太川陽介、交通文化賞受賞で「路線バスの大切さ発信する使命生まれた」物流など有効活用提案も

国土交通省で第67回交通文化賞を受賞した太川陽介(撮影・村上幸将)

太川陽介(67)が4日、都内の国土交通省で、第67回交通文化賞を受賞した。受賞理由は「路線バスでの旅番組出演を通じ公共交通の魅力や地域交通が抱える課題を広く社会に発信し公共交通への理解促進に寄与した」で、2007年(平19)10月から17年1月までテレビ東京系で放送された「ローカル路線バス乗り継ぎの旅」で、漫画家の蛭子能収(78)と、国内の路線バスを乗り継ぎ3泊4日で目的地への到達を目指すガチンコ旅を展開したことが評価された。
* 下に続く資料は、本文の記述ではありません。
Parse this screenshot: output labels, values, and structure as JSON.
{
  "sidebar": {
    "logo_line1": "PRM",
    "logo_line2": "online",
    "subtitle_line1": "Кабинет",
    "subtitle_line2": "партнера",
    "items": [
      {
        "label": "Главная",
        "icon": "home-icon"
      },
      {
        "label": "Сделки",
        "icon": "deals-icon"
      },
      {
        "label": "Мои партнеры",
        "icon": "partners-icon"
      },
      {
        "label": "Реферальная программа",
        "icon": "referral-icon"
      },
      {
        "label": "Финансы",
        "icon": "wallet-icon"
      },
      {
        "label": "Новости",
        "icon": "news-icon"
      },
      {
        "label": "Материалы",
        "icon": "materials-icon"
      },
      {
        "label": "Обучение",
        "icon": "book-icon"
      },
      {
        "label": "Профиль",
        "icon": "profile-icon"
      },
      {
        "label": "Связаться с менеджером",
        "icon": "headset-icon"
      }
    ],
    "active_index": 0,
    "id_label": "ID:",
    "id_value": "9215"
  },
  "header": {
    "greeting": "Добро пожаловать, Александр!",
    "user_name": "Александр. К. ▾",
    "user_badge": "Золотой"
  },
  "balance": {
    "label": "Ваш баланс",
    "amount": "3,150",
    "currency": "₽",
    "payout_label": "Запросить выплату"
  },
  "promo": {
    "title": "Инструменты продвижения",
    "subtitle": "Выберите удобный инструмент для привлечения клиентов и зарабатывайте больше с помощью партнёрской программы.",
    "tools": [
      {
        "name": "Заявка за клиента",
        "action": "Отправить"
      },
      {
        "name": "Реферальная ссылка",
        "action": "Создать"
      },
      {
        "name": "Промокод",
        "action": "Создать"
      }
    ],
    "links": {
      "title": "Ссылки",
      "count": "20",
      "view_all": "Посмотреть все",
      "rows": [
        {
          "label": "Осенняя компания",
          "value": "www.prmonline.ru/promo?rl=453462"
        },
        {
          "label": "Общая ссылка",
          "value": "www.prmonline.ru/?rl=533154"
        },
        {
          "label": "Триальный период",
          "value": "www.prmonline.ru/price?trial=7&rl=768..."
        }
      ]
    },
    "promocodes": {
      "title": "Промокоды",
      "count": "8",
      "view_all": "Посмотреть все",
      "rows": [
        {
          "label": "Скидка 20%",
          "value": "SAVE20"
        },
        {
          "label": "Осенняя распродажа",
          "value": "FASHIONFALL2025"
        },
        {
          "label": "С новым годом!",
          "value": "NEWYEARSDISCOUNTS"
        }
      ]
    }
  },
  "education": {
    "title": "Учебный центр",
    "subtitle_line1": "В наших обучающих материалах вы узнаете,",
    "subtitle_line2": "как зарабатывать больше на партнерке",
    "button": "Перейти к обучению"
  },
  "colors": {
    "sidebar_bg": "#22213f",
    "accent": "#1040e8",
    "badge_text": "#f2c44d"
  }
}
この日、金子恭之国交相が公務のため、代わりに水嶋智事務次官との懇談の場が持たれた。その場で、太川は「バス旅」を10年、続けた中で「バスの便利さが分かった。利用しています」と笑みを浮かべた。一方で「明らかにバスの本数が減って、便利だった長い線が廃線になっていると感じます」と、路線バスの減少に危機感を訴えた。地方自治体が地域住民のために運航するコミュニティバスは「ものすごい増えています。自治体がフォローしています」と評価しつつも「(地方では)終バスが午後3時30分。1日2往復とか…でもバスしか足のない方のためにも、奪ってはいけない」と声を大にした。

今回の受賞で「ただ、バスの番組を一生懸命、やるだけじゃなく、バスの大切さを発信しなければいけない、という使命が生まれたな」と口にした。「どれだけ大事なものか、分かっていただきたい。行政だけではなく、住民も.なんとか続ける方法はないか考える、きっかけになれれば」と抱負を語った。

路線バスの有効活用に関し、物流の可能性も口にした。蛭子と「バス旅」をやっていた15年前に、朝一番の路線バスで山間部に向かった際、運転手が新聞を積み、集落に着いたらボックスに新聞を入れているのを見て「こんな、面白いことをやっているんだ!」と驚いたという。「今、まさに物流も担える…あの箱をどう生かすかというアイデアを期待しています」と熱く語った。